I have pondered for a while now about sharing this. I know this is a safe place & no one will judge me. This is why I’m sharing. I’m not able to see my therapist until Nov.
I used to say I was thankful that I never had to resort to prostitution at any time in exchange for money. Then I was reminded recently in a way, I was a prostitute. As a child when someone offers money for a job completed, that money means a lot. When someone pays a child to have sex with them, it’s still money but comes with a price. Money is still money, but when obtained by preforming sexual acts, it doesn’t seem all that important. I was forced to do unspeakable sex acts. The more I preformed, the more the money I got. I felt extra special because I got more money than my siblings.
I am trying to make this short. I’m sorry if it comes out long.
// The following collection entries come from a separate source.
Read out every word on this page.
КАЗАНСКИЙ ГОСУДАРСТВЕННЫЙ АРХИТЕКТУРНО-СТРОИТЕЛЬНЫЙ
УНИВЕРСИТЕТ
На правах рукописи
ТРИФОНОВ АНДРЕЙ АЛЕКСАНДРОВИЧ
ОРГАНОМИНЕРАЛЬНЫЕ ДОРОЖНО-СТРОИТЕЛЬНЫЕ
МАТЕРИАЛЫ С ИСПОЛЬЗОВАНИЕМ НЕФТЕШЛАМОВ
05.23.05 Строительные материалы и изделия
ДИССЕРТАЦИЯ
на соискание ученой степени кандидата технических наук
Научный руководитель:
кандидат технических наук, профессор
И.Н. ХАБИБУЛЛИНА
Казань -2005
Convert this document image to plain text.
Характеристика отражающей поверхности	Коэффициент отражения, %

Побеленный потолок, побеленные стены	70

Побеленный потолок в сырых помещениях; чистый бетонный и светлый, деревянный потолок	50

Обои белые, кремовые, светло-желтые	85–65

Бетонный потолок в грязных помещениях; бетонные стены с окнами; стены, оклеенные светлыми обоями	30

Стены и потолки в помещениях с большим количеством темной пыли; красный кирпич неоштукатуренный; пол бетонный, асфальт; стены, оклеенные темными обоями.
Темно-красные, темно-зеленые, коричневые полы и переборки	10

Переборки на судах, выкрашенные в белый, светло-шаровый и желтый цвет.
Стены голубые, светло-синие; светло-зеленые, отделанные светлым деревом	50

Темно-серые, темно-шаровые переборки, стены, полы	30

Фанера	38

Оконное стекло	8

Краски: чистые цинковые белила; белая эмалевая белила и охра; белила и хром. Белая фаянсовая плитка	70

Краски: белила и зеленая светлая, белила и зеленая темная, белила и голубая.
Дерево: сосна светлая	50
I have been allowing someone to have sex with me in exchange to pay him for work he does & has done on my vehicles. It bothers me each time. I deal with the sex by numbing. It hurts emotionally & physically. I am reminded of my childhood each time, so I hide the tears & cry silently. I keep telling him I owe him money for the auto repairs. He just says I just need to come spend some time with him. I stayed a couple weeks ago. I woke to him climbing in the bed & straddling me. I said it was easier on me if we went to the bathroom. I stand at the sink while he enters me. I went last week to spend a couple days with him. That night, I woke to him fondling my breast. I opened my eyes to him lifting my shirt to suck on my boob. I followed him to the bathroom where I allowed him to put his penis inside me yet again. It hurt so much. I cried more silent tears. He asks me if it feels good. I lie & say yes in hopes he’ll finish sooner. The truth is I hate it! I feel so ashamed. worthless, used, & cheap. I feel trapped. In my opinion, I have paid the price. I don’t get any enjoyment out of it. I guess old habits die hard. I really am preforming acts as a prostitute! I have only said no maybe 2 times. So, because I don’t say no or don’t fight him, does it make it right? I have no other way to pay him. I just want to curl in a hole & disappear! I am serious. I really do want to disappear, but I can’t!